His fresh failures bubbled inside him like boiling water. All the evidence they were leaving behind. All the dead kinsmen. All the living Silvers.
Rebel broke away from Ivy and charged through the archway.
“Richard!”
He seized the gun and fired seven shots through the open door. The first round hit the leg of the reception desk. The next two shattered the white glass wall behind it. The remaining four traveled into the sea of cubicles where Zack and Mia hid. Rebel’s foresight was still hobbled by solis. He shot blindly and was now blind to the results.
By the time Ivy caught up to him, he fired empty clicks at the office. She grabbed his arm.
“Richard, stop! Stop! It’s over!”
“No!”
“If we’re lucky, the Deps will finish them. If not, we’ll have other chances. But we have to go!”
Amanda turned white at the distant sound of gunshots. She looked to the southern archway and saw David make a stealthy reentrance. He ducked behind a support column just as Rebel and Ivy returned to the lobby. Amanda’s fingers dug into her thighs.
Oh God, David, don’t. Just let them leave.
A half mile to the north, Gemma accessed the Nicomedia office cameras and shook her head at the image.
“Christ, Rebel. You lucky son of a bitch.”
Olga looked to Gemma. “What are you talking about?”
“He did it.” She chuckled in wonder at the screen. “He got one.”
—
Zack sprawled facedown on the carpet, his fingers pressed over his head. From the moment the glass wall exploded in front of him, his body went into system crash. He couldn’t move. He couldn’t think. He couldn’t feel anything but the thundering beat of his heart.

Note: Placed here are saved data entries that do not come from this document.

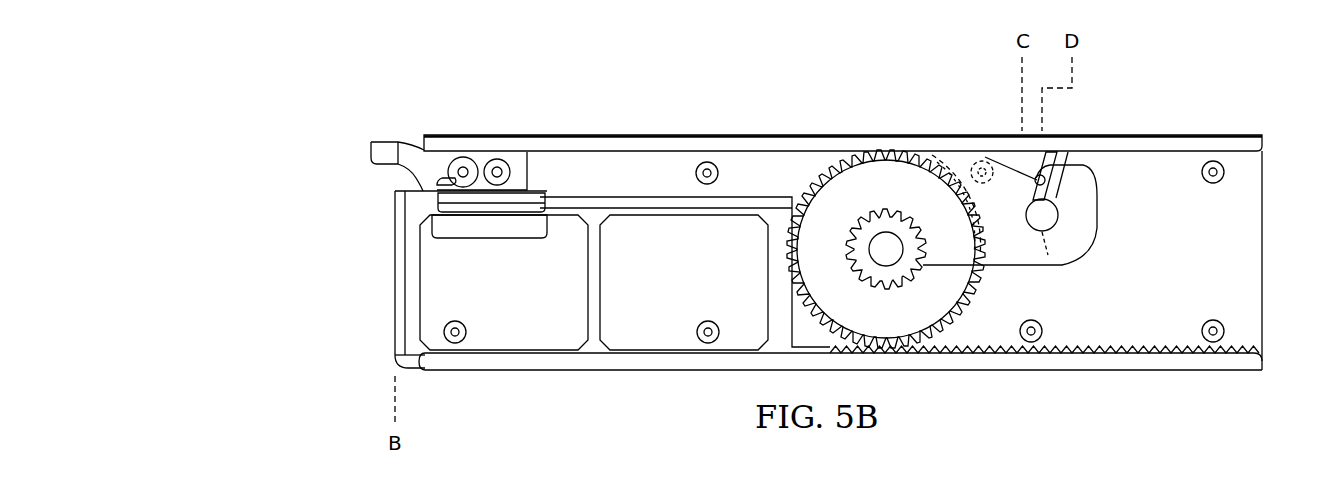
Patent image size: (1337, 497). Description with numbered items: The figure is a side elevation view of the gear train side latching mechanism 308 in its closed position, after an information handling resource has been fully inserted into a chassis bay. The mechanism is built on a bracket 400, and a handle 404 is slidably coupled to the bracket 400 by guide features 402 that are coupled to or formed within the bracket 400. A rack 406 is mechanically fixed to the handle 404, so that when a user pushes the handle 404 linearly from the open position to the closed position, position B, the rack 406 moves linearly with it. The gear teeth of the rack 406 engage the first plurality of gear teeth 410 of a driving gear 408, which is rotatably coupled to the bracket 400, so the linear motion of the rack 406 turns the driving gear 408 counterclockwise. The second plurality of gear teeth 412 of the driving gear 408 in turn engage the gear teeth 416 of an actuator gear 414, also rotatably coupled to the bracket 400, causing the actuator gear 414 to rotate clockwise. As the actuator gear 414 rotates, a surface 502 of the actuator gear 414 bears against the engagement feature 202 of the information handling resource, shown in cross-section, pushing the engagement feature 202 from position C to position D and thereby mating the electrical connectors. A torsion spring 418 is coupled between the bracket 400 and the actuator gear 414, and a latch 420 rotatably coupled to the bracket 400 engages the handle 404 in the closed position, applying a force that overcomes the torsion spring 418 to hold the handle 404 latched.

The gear train side latching mechanism 308 is at (418, 86).
The bracket 400 is at (1263, 258).
The guide features 402 is at (528, 192).
The handle 404 is at (395, 276).
The rack 406 is at (1092, 348).
The driving gear 408 is at (808, 252).
The first plurality of gear teeth 410 is at (812, 152).
The second plurality of gear teeth 412 is at (815, 190).
The actuator gear 414 is at (1097, 232).
The gear teeth 416 is at (913, 190).
The torsion spring 418 is at (1037, 176).
The latch 420 is at (372, 147).
The surface 502 is at (1078, 186).
The engagement feature 202 is at (1062, 176).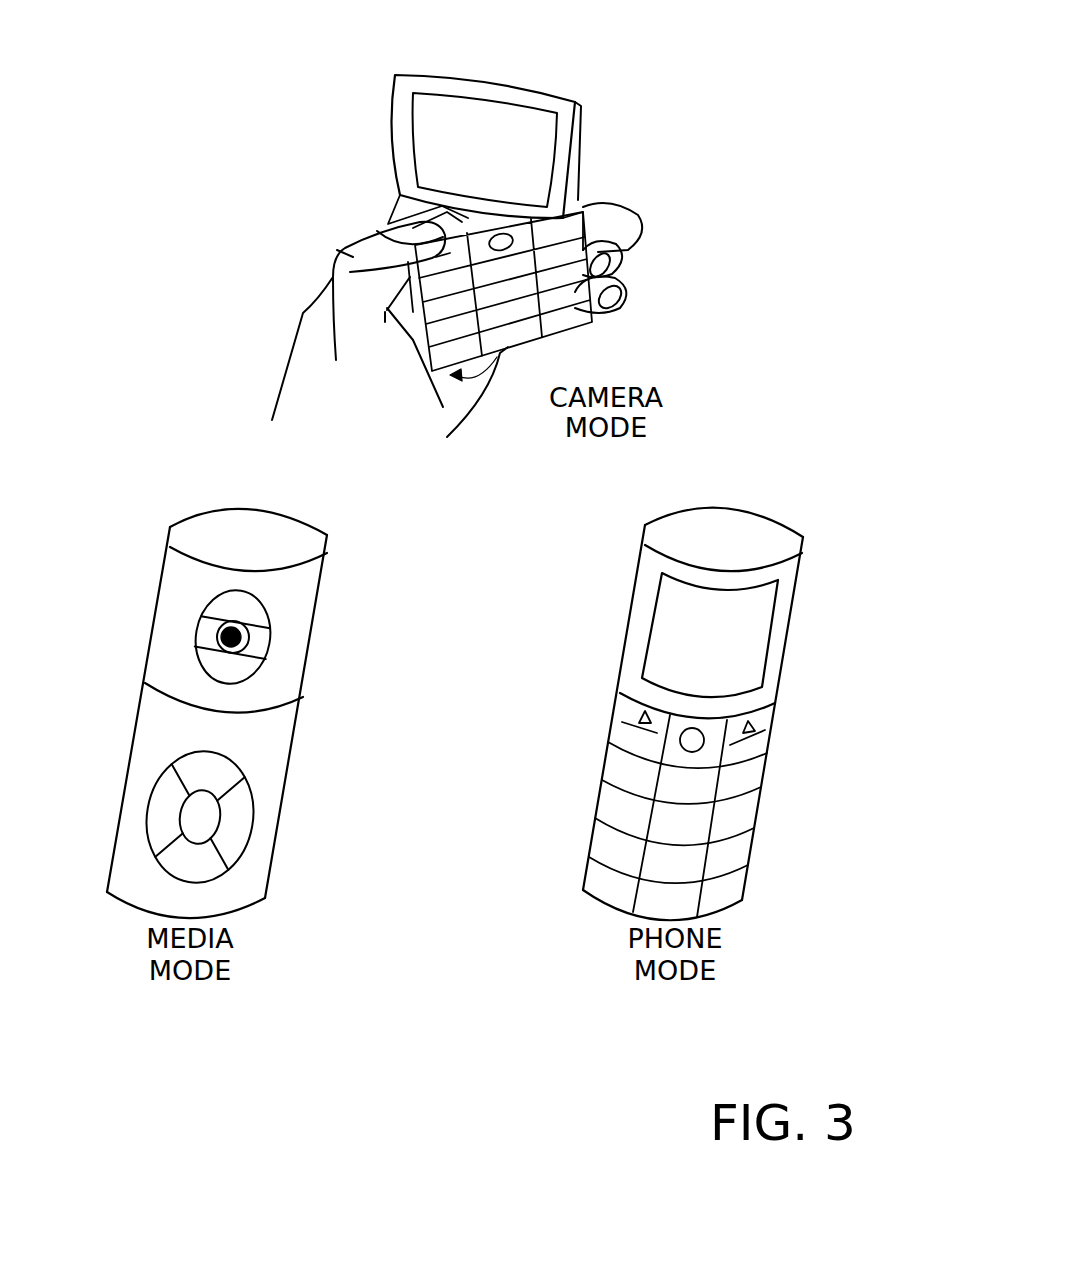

Two minutes after Rebel’s hasty exit, Zack and Mia worked their way back toward the front of the office, darting in and out of cubicles like skittish rabbits. Once they’d reached the first row, Zack made Mia wait behind him while he scanned the reception area. He’d only made it as far as the white glass partition when the shots rang out and the world seemed to end all over again.
Now the wall lay in shards all around him. For all he knew, his body was just as broken.
“Zack?”
The sound of Mia’s voice prompted him to move. He clambered to a wobbly kneel, then checked himself with trembling hands. He still couldn’t feel anything. He couldn’t get his mouth to work.